Each week the boat on our ‘Treasure BL Wall’ is moved across three islands until the boat reaches the final island where a treasure awaits the class with a hidden treasure. Once we have reached the treasure the hidden prize usually is something like a popcorn party, movie. pizza party, game time party, or class-selected incentive. This is the last part of the reflection. This part involves students deciding if we should or should not move our blended learning tracking tool towards our end goal. Our tracking tool in my class is the treasure blended learning wall, where students can see their progress and can view blended learning in a game-like way. The game involves students versus fictional characters on our map who are trying to get to the goal before we can.
Since we use a preselected curriculum for math, the majority of data is collected and analyzed using the highlighted resources. Being a blended learning school we know it's important to look at multiple sources of data and consider where our students are at at that time whether at the start, midpoint, or end of a unit. Using each assessment as a snapshot of where students are at in order to plan/prioritize for both online and offline instructional strategies/steps is my main focus. (See screencast for further information)
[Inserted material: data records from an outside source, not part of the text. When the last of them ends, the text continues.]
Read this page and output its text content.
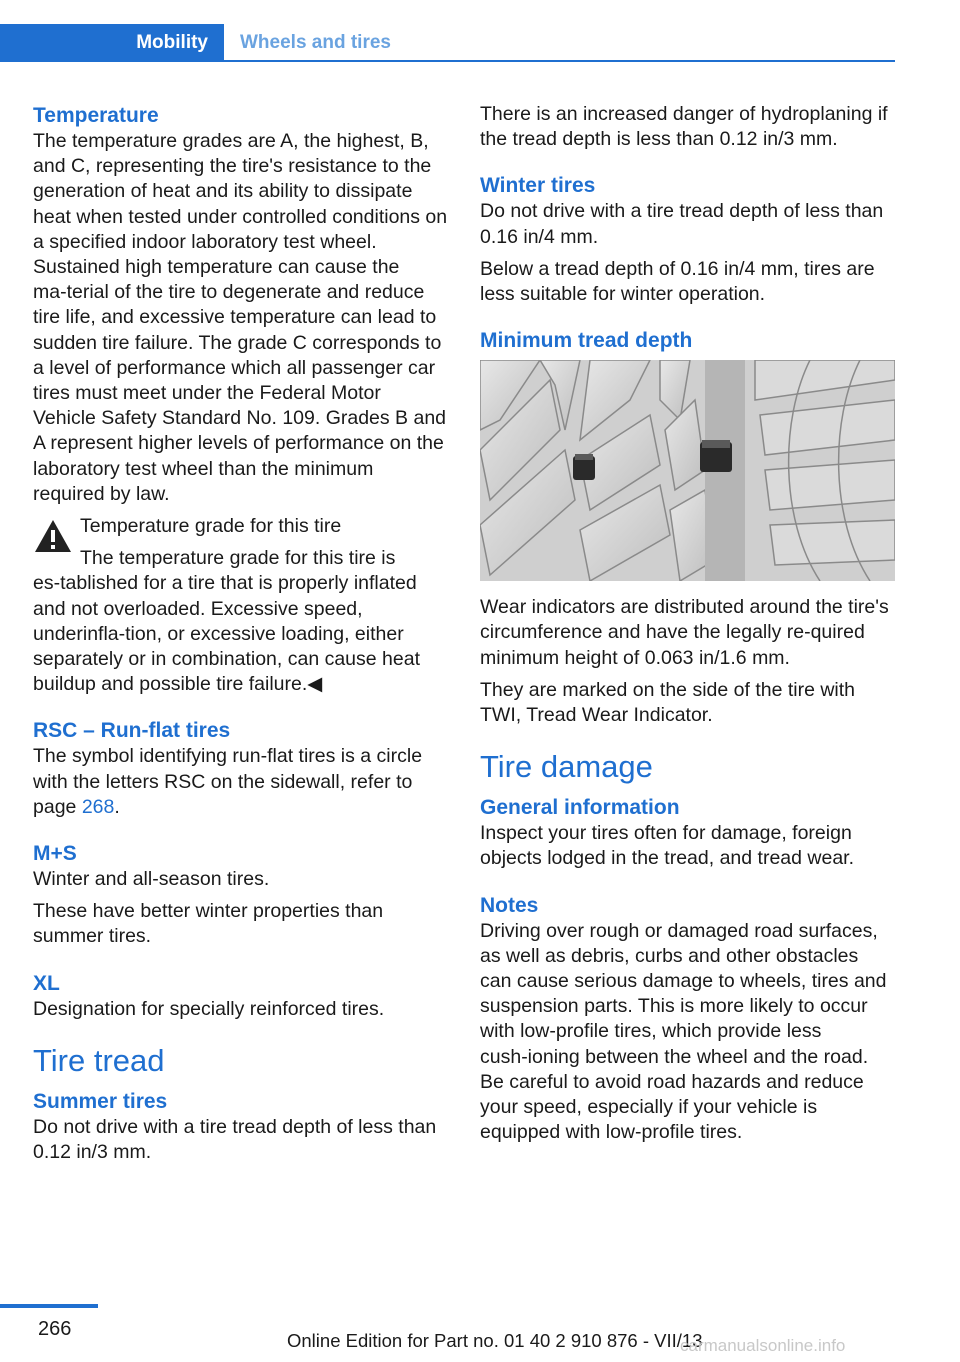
Mobility	Wheels and tires
Temperature

The temperature grades are A, the highest, B, and C, representing the tire's resistance to the generation of heat and its ability to dissipate heat when tested under controlled conditions on a specified indoor laboratory test wheel. Sustained high temperature can cause the ma‑terial of the tire to degenerate and reduce tire life, and excessive temperature can lead to sudden tire failure. The grade C corresponds to a level of performance which all passenger car tires must meet under the Federal Motor Vehicle Safety Standard No. 109. Grades B and A represent higher levels of performance on the laboratory test wheel than the minimum required by law.

Temperature grade for this tire

The temperature grade for this tire is es‑tablished for a tire that is properly inflated and not overloaded. Excessive speed, underinfla‑tion, or excessive loading, either separately or in combination, can cause heat buildup and possible tire failure.◀

RSC – Run-flat tires

The symbol identifying run-flat tires is a circle with the letters RSC on the sidewall, refer to page 268.

M+S

Winter and all-season tires.

These have better winter properties than summer tires.

XL

Designation for specially reinforced tires.

Tire tread
Summer tires

Do not drive with a tire tread depth of less than 0.12 in/3 mm.

There is an increased danger of hydroplaning if the tread depth is less than 0.12 in/3 mm.

Winter tires

Do not drive with a tire tread depth of less than 0.16 in/4 mm.

Below a tread depth of 0.16 in/4 mm, tires are less suitable for winter operation.

Minimum tread depth

Wear indicators are distributed around the tire's circumference and have the legally re‑quired minimum height of 0.063 in/1.6 mm.

They are marked on the side of the tire with TWI, Tread Wear Indicator.

Tire damage
General information

Inspect your tires often for damage, foreign objects lodged in the tread, and tread wear.

Notes

Driving over rough or damaged road surfaces, as well as debris, curbs and other obstacles can cause serious damage to wheels, tires and suspension parts. This is more likely to occur with low-profile tires, which provide less cush‑ioning between the wheel and the road. Be careful to avoid road hazards and reduce your speed, especially if your vehicle is equipped with low-profile tires.

266
Online Edition for Part no. 01 40 2 910 876 - VII/13
carmanualsonline.info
I use weekly Data Chats with my students as a powerful way to motivate and encourage them. The strategy allows us to celebrate successes and identify challenges. When analyzing data from the blended programs, I work hard to identify what my students should know (i.e., what data to pull out and share with students) and to give my students the appropriate next steps for improving their scores. In each Data Chat, I try to gather student input on what's challenging them and to have my students articulate the strategies that work for them.